Similarly, when the famous Gaither Report painted a worrying picture of Soviets catching up, and exceeding US nuclear capabilities, he refused to be dragged into unnecessary escalation. The report suggested vast defence budget increases, including a real consideration of how to fight a limited nuclear war. Adding to the pressure was the fact that the report was presented just after the Soviets had launched the Sputnik satellite, signalling a technological advantage. However, Ike rejected the conclusions of the report. It underestimated the ability of the US forces that he knew so well. Besides, he saw little point in using tactical nuclear weapons to fight a war, and even less of a point in preparing for a world afterwards. Despite facing sternly worded criticism from the military and his key advisors, time was to prove Ike right, and his restrained approach to defence spending and force deployment served the US well, as it left him with resources to stand fast on priorities like protecting Berlin, thereby bolstering American credibility.

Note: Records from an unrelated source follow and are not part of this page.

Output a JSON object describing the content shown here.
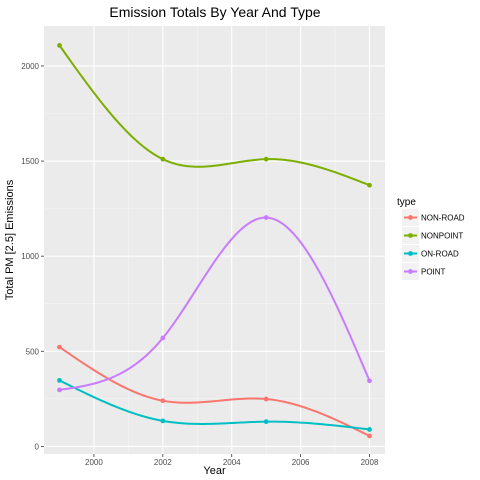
{
  "chart_data": {
    "type": "line",
    "title": "Emission Totals By Year And Type",
    "xlabel": "Year",
    "ylabel": "Total PM [2.5] Emissions",
    "x": [
      1999,
      2002,
      2005,
      2008
    ],
    "xlim": [
      1998.55,
      2008.45
    ],
    "ylim": [
      -40,
      2210
    ],
    "xticks": [
      2000,
      2002,
      2004,
      2006,
      2008
    ],
    "yticks": [
      0,
      500,
      1000,
      1500,
      2000
    ],
    "grid": true,
    "smooth": true,
    "legend": {
      "title": "type",
      "placement": "right"
    },
    "series": [
      {
        "name": "NON-ROAD",
        "color": "#F8766D",
        "values": [
          522,
          240,
          249,
          55
        ]
      },
      {
        "name": "NONPOINT",
        "color": "#7CAE00",
        "values": [
          2108,
          1510,
          1510,
          1373
        ]
      },
      {
        "name": "ON-ROAD",
        "color": "#00BFC4",
        "values": [
          347,
          134,
          130,
          89
        ]
      },
      {
        "name": "POINT",
        "color": "#C77CFF",
        "values": [
          297,
          570,
          1203,
          345
        ]
      }
    ]
  }
}
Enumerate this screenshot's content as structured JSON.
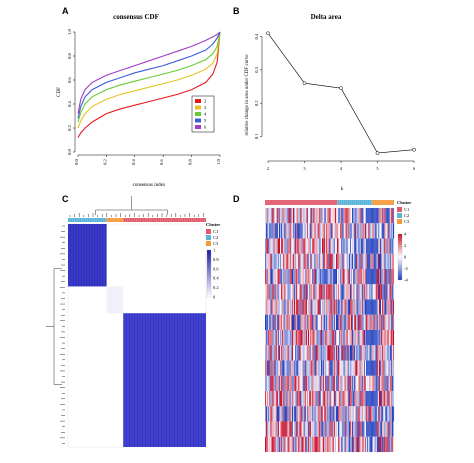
{
  "panels": {
    "A": {
      "letter": "A",
      "chart_data": {
        "type": "line",
        "title": "consensus CDF",
        "xlabel": "consensus index",
        "ylabel": "CDF",
        "xlim": [
          0,
          1
        ],
        "ylim": [
          0,
          1
        ],
        "xticks": [
          "0.0",
          "0.2",
          "0.4",
          "0.6",
          "0.8",
          "1.0"
        ],
        "yticks": [
          "0.0",
          "0.2",
          "0.4",
          "0.6",
          "0.8",
          "1.0"
        ],
        "legend_placement": "right",
        "x": [
          0.0,
          0.02,
          0.05,
          0.1,
          0.2,
          0.3,
          0.4,
          0.5,
          0.6,
          0.7,
          0.8,
          0.9,
          0.95,
          0.98,
          1.0
        ],
        "series": [
          {
            "name": "2",
            "color": "#e41a1c",
            "values": [
              0.12,
              0.16,
              0.2,
              0.25,
              0.32,
              0.36,
              0.39,
              0.42,
              0.45,
              0.48,
              0.52,
              0.58,
              0.65,
              0.75,
              1.0
            ]
          },
          {
            "name": "3",
            "color": "#e6c229",
            "values": [
              0.2,
              0.26,
              0.32,
              0.38,
              0.44,
              0.48,
              0.51,
              0.54,
              0.57,
              0.6,
              0.64,
              0.69,
              0.74,
              0.82,
              1.0
            ]
          },
          {
            "name": "4",
            "color": "#66cc33",
            "values": [
              0.25,
              0.33,
              0.4,
              0.46,
              0.52,
              0.56,
              0.59,
              0.62,
              0.65,
              0.68,
              0.72,
              0.77,
              0.82,
              0.88,
              1.0
            ]
          },
          {
            "name": "5",
            "color": "#3b5bdb",
            "values": [
              0.28,
              0.38,
              0.46,
              0.52,
              0.58,
              0.62,
              0.66,
              0.69,
              0.72,
              0.76,
              0.8,
              0.85,
              0.9,
              0.95,
              1.0
            ]
          },
          {
            "name": "6",
            "color": "#a03ec4",
            "values": [
              0.32,
              0.44,
              0.52,
              0.58,
              0.64,
              0.68,
              0.72,
              0.76,
              0.8,
              0.84,
              0.88,
              0.93,
              0.96,
              0.98,
              1.0
            ]
          }
        ]
      }
    },
    "B": {
      "letter": "B",
      "chart_data": {
        "type": "line",
        "title": "Delta area",
        "xlabel": "k",
        "ylabel": "relative change in area under CDF curve",
        "x": [
          2,
          3,
          4,
          5,
          6
        ],
        "values": [
          0.41,
          0.26,
          0.245,
          0.05,
          0.06
        ],
        "xlim": [
          2,
          6
        ],
        "ylim": [
          0.05,
          0.42
        ],
        "xticks": [
          "2",
          "3",
          "4",
          "5",
          "6"
        ],
        "yticks": [
          "0.1",
          "0.2",
          "0.3",
          "0.4"
        ],
        "color": "#000000"
      }
    },
    "C": {
      "letter": "C",
      "chart_data": {
        "type": "heatmap",
        "legend_title": "Cluster",
        "clusters": [
          {
            "name": "C1",
            "color": "#e05a6a",
            "fraction": 0.6
          },
          {
            "name": "C2",
            "color": "#5ab3d9",
            "fraction": 0.28
          },
          {
            "name": "C3",
            "color": "#f39a3a",
            "fraction": 0.12
          }
        ],
        "order": [
          "C2",
          "C3",
          "C1"
        ],
        "scale_ticks": [
          "1",
          "0.8",
          "0.6",
          "0.4",
          "0.2",
          "0"
        ],
        "scale_colors": [
          "#1a1aa8",
          "#ffffff"
        ],
        "block_shades": [
          "#2d2dc0",
          "#f0f0fa",
          "#3535c8"
        ]
      }
    },
    "D": {
      "letter": "D",
      "chart_data": {
        "type": "heatmap",
        "legend_title": "Cluster",
        "clusters": [
          {
            "name": "C1",
            "color": "#e05a6a",
            "fraction": 0.56
          },
          {
            "name": "C2",
            "color": "#5ab3d9",
            "fraction": 0.27
          },
          {
            "name": "C3",
            "color": "#f39a3a",
            "fraction": 0.17
          }
        ],
        "scale_ticks": [
          "4",
          "2",
          "0",
          "-2",
          "-4"
        ],
        "scale_colors": [
          "#c8102e",
          "#ffffff",
          "#1f3fbf"
        ],
        "n_rows": 16,
        "n_cols": 120
      }
    }
  }
}
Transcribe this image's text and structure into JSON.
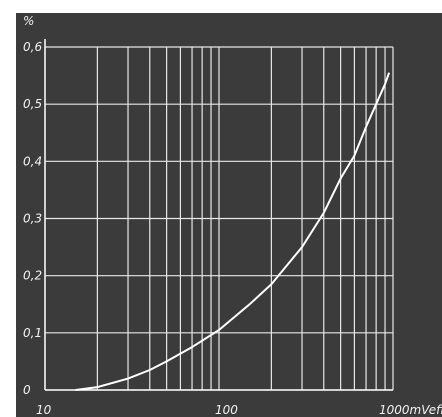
{
  "chart_data": {
    "type": "line",
    "title": "",
    "xlabel": "",
    "ylabel": "",
    "x_scale": "log",
    "xlim": [
      10,
      1000
    ],
    "ylim": [
      0,
      0.6
    ],
    "grid": true,
    "x_tick_labels": [
      "10",
      "100",
      "1000mVeff"
    ],
    "y_tick_labels": [
      "0",
      "0,1",
      "0,2",
      "0,3",
      "0,4",
      "0,5",
      "0,6"
    ],
    "y_unit_label": "%",
    "series": [
      {
        "x": [
          15,
          20,
          30,
          40,
          50,
          70,
          100,
          150,
          200,
          300,
          400,
          500,
          600,
          700,
          800,
          900,
          950
        ],
        "values": [
          0,
          0.005,
          0.02,
          0.035,
          0.05,
          0.075,
          0.105,
          0.15,
          0.185,
          0.25,
          0.31,
          0.37,
          0.41,
          0.46,
          0.5,
          0.535,
          0.555
        ]
      }
    ]
  }
}
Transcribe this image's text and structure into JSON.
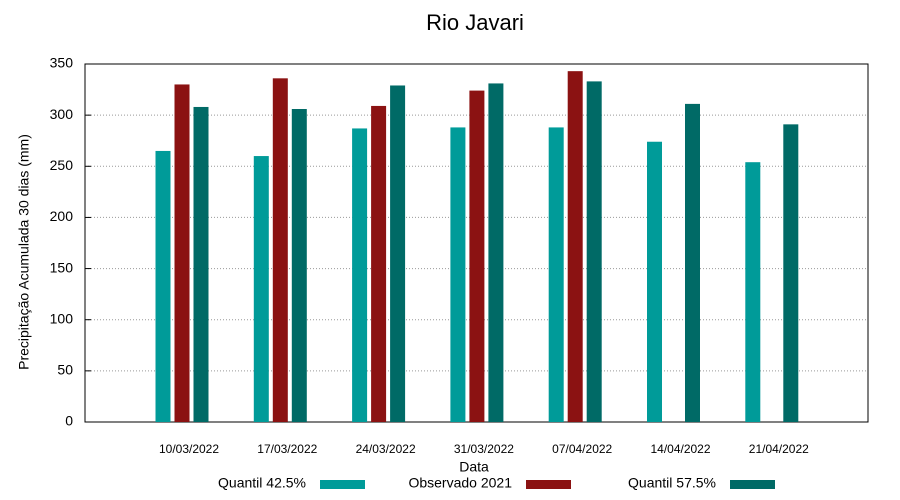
{
  "chart_data": {
    "type": "bar",
    "title": "Rio Javari",
    "x_label": "Data",
    "y_label": "Precipitação Acumulada 30 dias (mm)",
    "categories": [
      "10/03/2022",
      "17/03/2022",
      "24/03/2022",
      "31/03/2022",
      "07/04/2022",
      "14/04/2022",
      "21/04/2022"
    ],
    "series": [
      {
        "name": "Quantil 42.5%",
        "color": "#009b99",
        "values": [
          265,
          260,
          287,
          288,
          288,
          274,
          254
        ]
      },
      {
        "name": "Observado 2021",
        "color": "#8b1212",
        "values": [
          330,
          336,
          309,
          324,
          343,
          null,
          null
        ]
      },
      {
        "name": "Quantil 57.5%",
        "color": "#006a66",
        "values": [
          308,
          306,
          329,
          331,
          333,
          311,
          291
        ]
      }
    ],
    "ylim": [
      0,
      350
    ],
    "yticks": [
      0,
      50,
      100,
      150,
      200,
      250,
      300,
      350
    ],
    "grid": true,
    "legend": "bottom"
  }
}
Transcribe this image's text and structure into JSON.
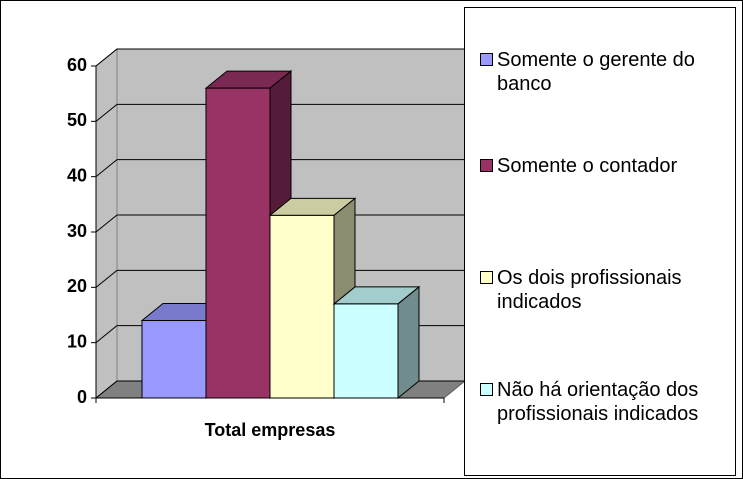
{
  "chart_data": {
    "type": "bar3d",
    "categories": [
      "Total empresas"
    ],
    "series": [
      {
        "name": "Somente o gerente do banco",
        "color": "#9999ff",
        "values": [
          14
        ]
      },
      {
        "name": "Somente o contador",
        "color": "#993366",
        "values": [
          56
        ]
      },
      {
        "name": "Os dois profissionais indicados",
        "color": "#ffffcc",
        "values": [
          33
        ]
      },
      {
        "name": "Não há orientação dos profissionais indicados",
        "color": "#ccffff",
        "values": [
          17
        ]
      }
    ],
    "ylim": [
      0,
      60
    ],
    "yticks": [
      0,
      10,
      20,
      30,
      40,
      50,
      60
    ],
    "grid": true,
    "legend": "right"
  }
}
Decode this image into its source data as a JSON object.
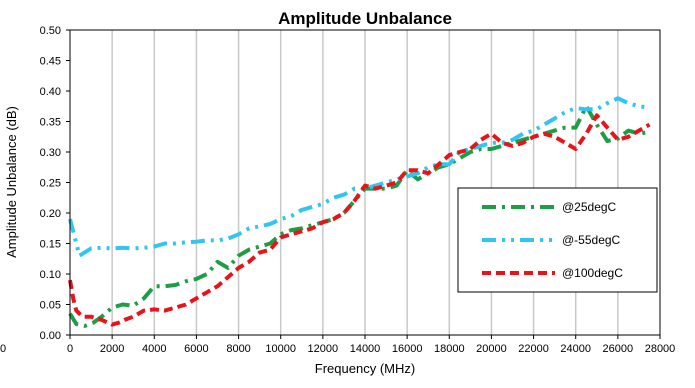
{
  "chart_data": {
    "type": "line",
    "title": "Amplitude Unbalance",
    "xlabel": "Frequency (MHz)",
    "ylabel": "Amplitude Unbalance (dB)",
    "xlim": [
      0,
      28000
    ],
    "ylim": [
      0,
      0.5
    ],
    "x_ticks": [
      "0",
      "2000",
      "4000",
      "6000",
      "8000",
      "10000",
      "12000",
      "14000",
      "16000",
      "18000",
      "20000",
      "22000",
      "24000",
      "26000",
      "28000"
    ],
    "x_tick_values": [
      0,
      2000,
      4000,
      6000,
      8000,
      10000,
      12000,
      14000,
      16000,
      18000,
      20000,
      22000,
      24000,
      26000,
      28000
    ],
    "y_ticks": [
      "0.00",
      "0.05",
      "0.10",
      "0.15",
      "0.20",
      "0.25",
      "0.30",
      "0.35",
      "0.40",
      "0.45",
      "0.50"
    ],
    "y_tick_values": [
      0,
      0.05,
      0.1,
      0.15,
      0.2,
      0.25,
      0.3,
      0.35,
      0.4,
      0.45,
      0.5
    ],
    "stray_left_label": "0",
    "grid": "vertical",
    "legend_position": "right",
    "series": [
      {
        "name": "@25degC",
        "color": "#1e9e44",
        "dash": "dash-dot",
        "x": [
          0,
          300,
          700,
          1100,
          1500,
          2000,
          2500,
          3000,
          3500,
          4000,
          4500,
          5000,
          5500,
          6000,
          6500,
          7000,
          7500,
          8000,
          8500,
          9000,
          9500,
          10000,
          10500,
          11000,
          11500,
          12000,
          12500,
          13000,
          13500,
          14000,
          14500,
          15000,
          15500,
          16000,
          16500,
          17000,
          17500,
          18000,
          18500,
          19000,
          19500,
          20000,
          20500,
          21000,
          21500,
          22000,
          22500,
          23000,
          23500,
          24000,
          24500,
          25000,
          25500,
          26000,
          26500,
          27000,
          27500
        ],
        "values": [
          0.035,
          0.018,
          0.015,
          0.02,
          0.03,
          0.045,
          0.05,
          0.048,
          0.06,
          0.08,
          0.08,
          0.082,
          0.088,
          0.092,
          0.1,
          0.12,
          0.11,
          0.13,
          0.14,
          0.145,
          0.15,
          0.165,
          0.172,
          0.175,
          0.18,
          0.185,
          0.19,
          0.2,
          0.22,
          0.24,
          0.24,
          0.24,
          0.245,
          0.27,
          0.255,
          0.265,
          0.275,
          0.28,
          0.29,
          0.3,
          0.305,
          0.305,
          0.31,
          0.315,
          0.32,
          0.325,
          0.33,
          0.335,
          0.34,
          0.34,
          0.375,
          0.345,
          0.318,
          0.322,
          0.335,
          0.33,
          0.333
        ]
      },
      {
        "name": "@-55degC",
        "color": "#33c5f0",
        "dash": "dash-dot-dot",
        "x": [
          0,
          150,
          300,
          450,
          1000,
          1500,
          2000,
          2500,
          3000,
          3500,
          4000,
          4500,
          5000,
          5500,
          6000,
          6500,
          7000,
          7500,
          8000,
          8500,
          9000,
          9500,
          10000,
          10500,
          11000,
          11500,
          12000,
          12500,
          13000,
          13500,
          14000,
          14500,
          15000,
          15500,
          16000,
          16500,
          17000,
          17500,
          18000,
          18500,
          19000,
          19500,
          20000,
          20500,
          21000,
          21500,
          22000,
          22500,
          23000,
          23500,
          24000,
          24500,
          25000,
          25500,
          26000,
          26500,
          27000,
          27500
        ],
        "values": [
          0.19,
          0.17,
          0.15,
          0.13,
          0.142,
          0.143,
          0.142,
          0.143,
          0.142,
          0.143,
          0.145,
          0.15,
          0.15,
          0.152,
          0.153,
          0.155,
          0.155,
          0.158,
          0.165,
          0.175,
          0.178,
          0.182,
          0.19,
          0.195,
          0.205,
          0.21,
          0.215,
          0.225,
          0.23,
          0.24,
          0.24,
          0.245,
          0.25,
          0.255,
          0.26,
          0.265,
          0.275,
          0.28,
          0.28,
          0.3,
          0.305,
          0.31,
          0.315,
          0.315,
          0.32,
          0.33,
          0.335,
          0.345,
          0.355,
          0.365,
          0.372,
          0.37,
          0.37,
          0.38,
          0.388,
          0.38,
          0.375,
          0.373
        ]
      },
      {
        "name": "@100degC",
        "color": "#e8141a",
        "dash": "dash",
        "x": [
          0,
          150,
          300,
          600,
          1000,
          1500,
          2000,
          2300,
          2600,
          3000,
          3500,
          4000,
          4500,
          5000,
          5500,
          6000,
          6500,
          7000,
          7500,
          8000,
          8500,
          9000,
          9500,
          10000,
          10500,
          11000,
          11500,
          12000,
          12500,
          13000,
          13500,
          14000,
          14500,
          15000,
          15500,
          16000,
          16500,
          17000,
          17500,
          18000,
          18500,
          19000,
          19500,
          20000,
          20500,
          21000,
          21500,
          22000,
          22500,
          23000,
          23500,
          24000,
          24500,
          25000,
          25500,
          26000,
          26500,
          27000,
          27500
        ],
        "values": [
          0.09,
          0.06,
          0.04,
          0.03,
          0.03,
          0.025,
          0.017,
          0.02,
          0.025,
          0.03,
          0.04,
          0.042,
          0.04,
          0.045,
          0.05,
          0.06,
          0.07,
          0.08,
          0.095,
          0.11,
          0.12,
          0.135,
          0.14,
          0.16,
          0.165,
          0.17,
          0.175,
          0.185,
          0.19,
          0.2,
          0.22,
          0.245,
          0.24,
          0.245,
          0.25,
          0.27,
          0.27,
          0.265,
          0.28,
          0.295,
          0.3,
          0.305,
          0.32,
          0.33,
          0.315,
          0.31,
          0.315,
          0.325,
          0.33,
          0.325,
          0.315,
          0.305,
          0.33,
          0.36,
          0.34,
          0.32,
          0.325,
          0.335,
          0.345
        ]
      }
    ]
  }
}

Romney’s focus on resolve and credibility shares this priority, but his rhetoric is very different. Underlying his criticism of the Obama Administration is an assumption that should have been disproved by the last decade of conflict, namely that the US military power can shape and manage the world as it wishes. Concerning the situation in Syria, he told CNBC: “America should’ve come out very aggressively from the very beginning and said Assad must go”, before noting that America must “have the kind of resolve behind our application of soft and hard power [because] the world looks for American leadership and American strength”. Ike was a firm believer in using overwhelming force in battle, but would have cringed at the tone of Romney’s address. His entire presidency was devoted to a measured approach, which relied on steering clear of grandiose promises and proclamations. He understood the dangers of hubris, and the strategic and political setback caused by overstretching even the strong US military. He was notoriously tough and uncompromising on the foreign policy goals that he saw as important, and believed firmly in aggressive containment, but refused to let offensive temptations get the better of him. He wanted to avoid war at all cost, believing that the Cold War would best be settled in times of peace rather than on the battlefield. Times has once again proven him right. America did not win the Cold War on the battlefield, but by outperforming communism in factories, shops and plants.
Romney would do well to remember these lessons. A strong and assertive foreign policy may be best served by having realistic ambitions, picking your fights, and avoiding grandiose declarations and promises. American tax-payers and families have been paying the price for extravagant foreign policy adventures the last decade, without giving any administration much to show for it. Romney can still formulate a strong and assertive foreign policy, but should build on the prudent success of the Eisenhower administration rather than the hubris of the Bush Jr. administration, which his belligerent rhetoric is bound to prompt memories of.